It seems like Bloom filters are all the rage these days. Three years ago I had barely heard of them and now it seems like I see articles and code using them all the time. That’s mostly a good thing, since bloom filters are a very useful tool to avoid performing expensive computations without the full memory overhead of a standard map/dictionary.
Bloom filters are surprisingly simple: divide a memory area into buckets (one bit per bucket for a standard bloom filter; more — typically four — for a counting bloom filter). To insert a key, generate several hashes per key, and mark the buckets for each hash. To check if a key is present, check each bucket; if any bucket is empty, the key was never inserted in the filter. If all buckets are non-empty, though, the key is only probably inserted — other keys’ hashes could have covered the same buckets. Determining exactly how big to make the filter and how many hashes to use to achieve a given false positive rate is a solved problem; the math is out there.
But it turns out that it’s surprisingly hard to find good information on one part of the implementation: how do you generate an indefinite number of hashes? Even small filters will use three or four; a dozen or more is not unheard of.

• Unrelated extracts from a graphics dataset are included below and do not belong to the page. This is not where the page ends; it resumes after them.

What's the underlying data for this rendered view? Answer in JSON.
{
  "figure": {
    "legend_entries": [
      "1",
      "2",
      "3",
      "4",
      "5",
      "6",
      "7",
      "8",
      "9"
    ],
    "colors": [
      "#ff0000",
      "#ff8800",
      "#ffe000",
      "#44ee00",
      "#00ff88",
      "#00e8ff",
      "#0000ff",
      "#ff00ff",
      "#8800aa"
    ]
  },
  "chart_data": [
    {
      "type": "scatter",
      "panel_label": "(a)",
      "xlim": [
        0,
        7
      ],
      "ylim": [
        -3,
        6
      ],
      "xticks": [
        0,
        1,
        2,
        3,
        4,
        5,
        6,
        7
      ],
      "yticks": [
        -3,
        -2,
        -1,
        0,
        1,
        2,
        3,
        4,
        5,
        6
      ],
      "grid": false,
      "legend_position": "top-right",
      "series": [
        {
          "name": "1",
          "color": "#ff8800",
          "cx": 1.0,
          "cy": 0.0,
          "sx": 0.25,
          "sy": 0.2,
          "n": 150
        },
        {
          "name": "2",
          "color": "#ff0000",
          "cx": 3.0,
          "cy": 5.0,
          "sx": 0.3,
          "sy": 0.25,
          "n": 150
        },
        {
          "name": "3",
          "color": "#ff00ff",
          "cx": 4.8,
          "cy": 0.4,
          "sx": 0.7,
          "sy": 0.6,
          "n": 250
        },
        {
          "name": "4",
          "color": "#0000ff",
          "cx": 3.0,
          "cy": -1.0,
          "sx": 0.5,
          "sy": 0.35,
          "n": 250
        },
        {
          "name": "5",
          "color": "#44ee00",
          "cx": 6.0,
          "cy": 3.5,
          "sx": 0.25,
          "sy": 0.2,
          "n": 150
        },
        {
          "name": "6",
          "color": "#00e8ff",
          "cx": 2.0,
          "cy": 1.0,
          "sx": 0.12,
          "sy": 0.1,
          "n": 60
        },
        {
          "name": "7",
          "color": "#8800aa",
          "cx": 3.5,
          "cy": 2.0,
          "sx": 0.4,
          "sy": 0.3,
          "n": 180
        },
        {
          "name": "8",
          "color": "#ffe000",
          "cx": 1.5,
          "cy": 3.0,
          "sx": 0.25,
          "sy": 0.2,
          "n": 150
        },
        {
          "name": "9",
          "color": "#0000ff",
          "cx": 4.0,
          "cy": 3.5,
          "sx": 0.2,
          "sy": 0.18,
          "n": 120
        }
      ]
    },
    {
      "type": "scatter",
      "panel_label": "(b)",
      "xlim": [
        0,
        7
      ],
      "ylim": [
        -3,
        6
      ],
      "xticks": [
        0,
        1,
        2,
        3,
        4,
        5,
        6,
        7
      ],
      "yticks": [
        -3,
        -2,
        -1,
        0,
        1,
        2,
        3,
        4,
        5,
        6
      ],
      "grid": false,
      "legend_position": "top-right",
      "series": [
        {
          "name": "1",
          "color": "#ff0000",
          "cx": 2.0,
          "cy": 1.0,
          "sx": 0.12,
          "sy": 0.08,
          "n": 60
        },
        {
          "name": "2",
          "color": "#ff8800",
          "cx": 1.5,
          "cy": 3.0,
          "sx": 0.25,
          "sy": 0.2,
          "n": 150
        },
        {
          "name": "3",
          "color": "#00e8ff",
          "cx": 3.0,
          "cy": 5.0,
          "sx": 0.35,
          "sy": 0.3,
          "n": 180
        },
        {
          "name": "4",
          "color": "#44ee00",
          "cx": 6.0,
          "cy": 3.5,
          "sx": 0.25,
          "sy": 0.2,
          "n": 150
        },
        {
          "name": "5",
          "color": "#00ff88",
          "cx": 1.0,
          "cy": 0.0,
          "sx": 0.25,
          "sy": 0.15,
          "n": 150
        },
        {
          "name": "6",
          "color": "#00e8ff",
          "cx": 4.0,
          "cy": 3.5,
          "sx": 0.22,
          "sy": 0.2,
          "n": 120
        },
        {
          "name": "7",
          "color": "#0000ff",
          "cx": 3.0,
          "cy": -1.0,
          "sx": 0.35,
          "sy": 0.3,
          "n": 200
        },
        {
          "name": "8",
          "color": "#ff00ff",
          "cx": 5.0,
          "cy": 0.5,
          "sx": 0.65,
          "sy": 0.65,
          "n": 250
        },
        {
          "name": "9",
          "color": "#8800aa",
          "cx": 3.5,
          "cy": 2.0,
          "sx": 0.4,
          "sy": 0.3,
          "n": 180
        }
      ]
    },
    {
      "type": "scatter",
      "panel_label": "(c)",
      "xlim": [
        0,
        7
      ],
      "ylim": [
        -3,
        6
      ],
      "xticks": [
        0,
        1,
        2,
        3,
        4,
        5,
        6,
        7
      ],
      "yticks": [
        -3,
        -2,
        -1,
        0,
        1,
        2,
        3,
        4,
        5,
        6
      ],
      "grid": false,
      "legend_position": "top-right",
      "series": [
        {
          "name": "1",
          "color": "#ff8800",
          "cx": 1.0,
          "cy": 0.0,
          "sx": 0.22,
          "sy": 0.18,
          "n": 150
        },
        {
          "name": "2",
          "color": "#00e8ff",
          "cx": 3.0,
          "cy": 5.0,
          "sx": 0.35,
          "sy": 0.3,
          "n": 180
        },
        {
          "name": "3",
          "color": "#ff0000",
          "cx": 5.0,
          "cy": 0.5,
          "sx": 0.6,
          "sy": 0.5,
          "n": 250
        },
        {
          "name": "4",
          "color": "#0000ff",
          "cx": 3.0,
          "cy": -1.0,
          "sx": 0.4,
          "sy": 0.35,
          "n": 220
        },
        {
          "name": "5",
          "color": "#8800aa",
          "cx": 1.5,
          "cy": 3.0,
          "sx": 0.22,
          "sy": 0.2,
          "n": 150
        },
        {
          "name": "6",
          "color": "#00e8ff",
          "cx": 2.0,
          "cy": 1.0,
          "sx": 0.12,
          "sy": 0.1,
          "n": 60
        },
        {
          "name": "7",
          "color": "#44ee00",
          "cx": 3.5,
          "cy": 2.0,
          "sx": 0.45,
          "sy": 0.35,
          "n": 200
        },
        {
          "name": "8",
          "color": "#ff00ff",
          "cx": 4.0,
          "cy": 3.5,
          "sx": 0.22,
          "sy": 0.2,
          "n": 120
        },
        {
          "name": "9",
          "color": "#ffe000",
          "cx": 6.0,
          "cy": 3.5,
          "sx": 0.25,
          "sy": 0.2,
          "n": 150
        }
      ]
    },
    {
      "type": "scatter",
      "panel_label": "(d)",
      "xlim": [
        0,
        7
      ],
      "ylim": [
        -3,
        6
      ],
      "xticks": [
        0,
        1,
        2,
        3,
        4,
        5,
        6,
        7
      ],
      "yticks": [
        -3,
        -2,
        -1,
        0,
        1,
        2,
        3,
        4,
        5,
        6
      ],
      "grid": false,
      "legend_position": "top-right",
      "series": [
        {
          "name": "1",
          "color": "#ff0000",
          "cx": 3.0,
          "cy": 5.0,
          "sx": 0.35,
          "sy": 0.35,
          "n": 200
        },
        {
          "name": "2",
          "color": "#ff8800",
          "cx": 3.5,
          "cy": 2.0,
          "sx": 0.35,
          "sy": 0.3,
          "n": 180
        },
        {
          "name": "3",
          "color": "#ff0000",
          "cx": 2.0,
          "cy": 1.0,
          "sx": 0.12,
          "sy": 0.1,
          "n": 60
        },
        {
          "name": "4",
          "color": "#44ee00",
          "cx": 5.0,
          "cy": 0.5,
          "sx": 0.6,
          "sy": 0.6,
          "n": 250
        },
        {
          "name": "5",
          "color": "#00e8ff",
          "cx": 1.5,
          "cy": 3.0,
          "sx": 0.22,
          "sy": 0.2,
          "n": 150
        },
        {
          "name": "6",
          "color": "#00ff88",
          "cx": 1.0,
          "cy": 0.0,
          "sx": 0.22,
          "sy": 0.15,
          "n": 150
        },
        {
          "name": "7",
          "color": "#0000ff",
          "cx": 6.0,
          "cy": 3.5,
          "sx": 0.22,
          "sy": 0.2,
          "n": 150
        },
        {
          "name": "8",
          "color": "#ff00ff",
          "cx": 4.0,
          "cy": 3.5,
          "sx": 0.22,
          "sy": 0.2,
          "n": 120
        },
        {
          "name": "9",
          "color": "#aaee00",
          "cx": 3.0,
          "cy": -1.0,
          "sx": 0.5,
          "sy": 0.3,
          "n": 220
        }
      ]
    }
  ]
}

Cassandra uses bloom filters to save IO when performing a key lookup: each SSTable has a bloom filter associated with it that Cassandra checks before doing any disk seeks, making queries for keys that don’t exist almost free. Unfortunately, Cassandra was using perhaps the worst possible implementation of hash functions: a hardcoded list of hash functions, apparently from this page. A lot of those hashes are reimplementations of the same algorithm! For 6 or less hash functions, Cassandra was only actually generating 2 distinct hash values, so the false positive rate was far far higher than would have been expected.
Judging from the bloom filter implementations out there, generating appropriate hashes is surprisingly hard to get right. One implementation in java uses object.hashCode() to seed the stdlib’s PRNG and calls Random.nextInt() to generate the bloom hashes. This works okay for small filters but the false positive rate is up to 140% of the expected rate for large filters. This one in python combines the stdlib hash and a pjw hash with simple arithmetic to achieve “only” an extra 10-15% false positives.
It turns out that most off-the-shelf algorithms suck for bloom filter purposes because their output isn’t distributed well-enough across the (32-bit) hash space; most hash function authors are more concerned with speed than achieving a really good output distribution. For a lot of applications, this is a good tradeoff, but you are presumably using a bloom filter because a filter hit requires a relatively very expensive operation, so double-digit increases in this rate is Very Bad. (So I would be skeptical of any home-made hash function generator too, like PyBloom’s.)
There are two approaches that I found generate results in line with the theoretical predictions. One is to use a cryptographic hash function like SHA-1. Cryptography’s requirements may be overkill for a bloom filter, but crypto hashes do spread their output uniformly across the hash space. So SHA-1 works fine, and you can feed the hash a constant or part of the earlier-generated hash to generate extra data as needed so you’re not limited to 5 hashes. (Although Java makes this a pain by having all the digest methods also reset the hash to uninitialized. Explicit is better than implicit!)
The other is the jenkins and murmur hashes, which are used by hadoop’s bloom filter implementation. You get as many hashes as you want by using the output of hash#i as the initial value for hash#i+1. Both of these generate very well-distributed hashes, and are about twice as fast as the SHA approach, respectively, for 5 hashes, with murmur being about 10% faster than jenkins. (Remember, SHA will give you 160 bits of pseudo-randomness at a time, so these hashes will be faster still depending on how far you are from a multiple of that.)
In short: use the murmur hash in your bloom filter. If you’re using java, you can grab Cassandra’s implementation from my github tree until our new repository is up at the apache incubation site. Unfortunately it’s spread across half a dozen files, without even counting the tests. Start with [Counting]BloomFilter and go up from there. Your other option is Hadoop’s (if you grab it from svn, because that has my fix included), which is even less self-contained and requires wrapping your keys in a Key object. Sorry.
Bonus tip: if you do roll your own, you should probably port Cassandra’s test suite to your language of choice. In particular, nobody else bothers to check that false positive rates are within what is predicted by the math, but if you don’t, it’s easy for bugs that pass simple tests to slip by, like the one in Cassandra’s older implementation, or the one I found in Hadoop’s.